Given the Mosel’s geographical complexity, with its confluents the Saar and Ruwer, it is difficult to provide a general picture of the overall quality, but the region basically faced the same vagaries over the summer as did the Rheingau. Given their more northerly latitude, however, the slower ripening grapes were less affected by the warm, humid weather in late August and early September.
“The splendid weather at harvest allowed us pick at leisure,” explained Johannes Selbach from Zeltingen, “but the extremes of the grape material we brought in will make for a most unusual vintage, with both must weights and acidities being extremely high.” Volume, though, is down by as much as 50%.
Like many of his colleagues, the quality of the vintage was, when he finished on the 3rd of November, better than anything he could ever have imagined a month early. Given the high acidities, though, “it will be a better year for off-dry and sweeter wines,” which are in any case what this region does best; “and there will be some magnificent noble late harvest Rieslings,” adds Egon Müller from Wiltingen, whose Scharzhofberg vineyard fared well in the unusual weather.
Although here again comparisons with 1996 or 1990 are common, in particular because of the brisk acidites, neither of those vintages has such a wealth of pure botrytis. “This vintage will be unique,” continued Dr. Manfred Prüm of Joh. Jos. Prüm in Wehlen, “we have the must weight and noble rot of a great vintage and the acidities of a poor one. I have never seen that before.”
The 2010 vintage wines will be less full-bodied than those of previous years, characterized by crisp fruit and vitalizing freshness. As this is a style generally appreciated more by wine lovers than the general public, consumers will have to choose carefully among the wines on offer and, given the short crop, be prepared to pay a bit more for the finer bottles.

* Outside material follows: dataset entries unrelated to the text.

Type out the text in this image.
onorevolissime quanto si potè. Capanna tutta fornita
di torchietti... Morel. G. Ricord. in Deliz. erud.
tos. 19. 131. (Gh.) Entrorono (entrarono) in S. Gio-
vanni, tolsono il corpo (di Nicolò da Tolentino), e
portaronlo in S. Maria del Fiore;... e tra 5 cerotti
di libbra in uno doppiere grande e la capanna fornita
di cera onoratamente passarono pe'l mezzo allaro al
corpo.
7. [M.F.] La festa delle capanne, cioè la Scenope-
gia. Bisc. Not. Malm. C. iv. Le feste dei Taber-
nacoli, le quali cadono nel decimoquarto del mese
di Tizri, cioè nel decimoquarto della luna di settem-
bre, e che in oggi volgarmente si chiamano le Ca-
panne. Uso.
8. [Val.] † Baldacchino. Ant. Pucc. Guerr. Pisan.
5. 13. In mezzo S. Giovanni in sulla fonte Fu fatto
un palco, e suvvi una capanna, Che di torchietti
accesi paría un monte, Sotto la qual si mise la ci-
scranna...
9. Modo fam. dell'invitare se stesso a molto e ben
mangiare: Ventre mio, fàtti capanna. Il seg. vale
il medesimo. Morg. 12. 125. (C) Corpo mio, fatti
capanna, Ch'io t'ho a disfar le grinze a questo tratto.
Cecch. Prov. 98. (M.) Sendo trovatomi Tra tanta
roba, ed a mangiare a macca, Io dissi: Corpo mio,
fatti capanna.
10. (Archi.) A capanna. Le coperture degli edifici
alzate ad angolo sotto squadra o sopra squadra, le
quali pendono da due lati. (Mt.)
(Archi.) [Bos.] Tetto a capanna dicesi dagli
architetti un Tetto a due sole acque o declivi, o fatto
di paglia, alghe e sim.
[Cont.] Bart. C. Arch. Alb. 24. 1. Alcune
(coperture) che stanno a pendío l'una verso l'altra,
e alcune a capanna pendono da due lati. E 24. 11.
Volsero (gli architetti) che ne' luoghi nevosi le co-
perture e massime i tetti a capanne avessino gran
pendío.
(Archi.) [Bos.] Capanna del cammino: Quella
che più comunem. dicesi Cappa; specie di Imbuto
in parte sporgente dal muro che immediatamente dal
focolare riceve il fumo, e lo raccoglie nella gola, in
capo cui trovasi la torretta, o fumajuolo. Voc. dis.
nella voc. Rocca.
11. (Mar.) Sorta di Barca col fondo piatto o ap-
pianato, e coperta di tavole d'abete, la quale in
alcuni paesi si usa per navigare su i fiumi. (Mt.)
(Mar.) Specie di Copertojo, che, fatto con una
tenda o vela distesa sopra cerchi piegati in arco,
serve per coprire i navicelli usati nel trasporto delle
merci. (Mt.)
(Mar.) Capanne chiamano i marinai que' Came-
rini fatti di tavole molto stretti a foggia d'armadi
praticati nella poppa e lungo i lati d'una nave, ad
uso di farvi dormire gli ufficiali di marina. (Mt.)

Joel B. Payne, an American expat living in Europe since 1979 was thrice Germany's best sommelier. Beyond a long career as wine buyer, consultant and managing director of two large import companies, he has been active as a wine journalist for 25 years.. A regular contributor to several leading international and German wine magazines , he is best known for being the editor of the German Wine Guide, which has appeared annually for the past 17 years. A founding member of the Grand Jury Européen, he has also been the president of the international circle of wine writers, FIJEV.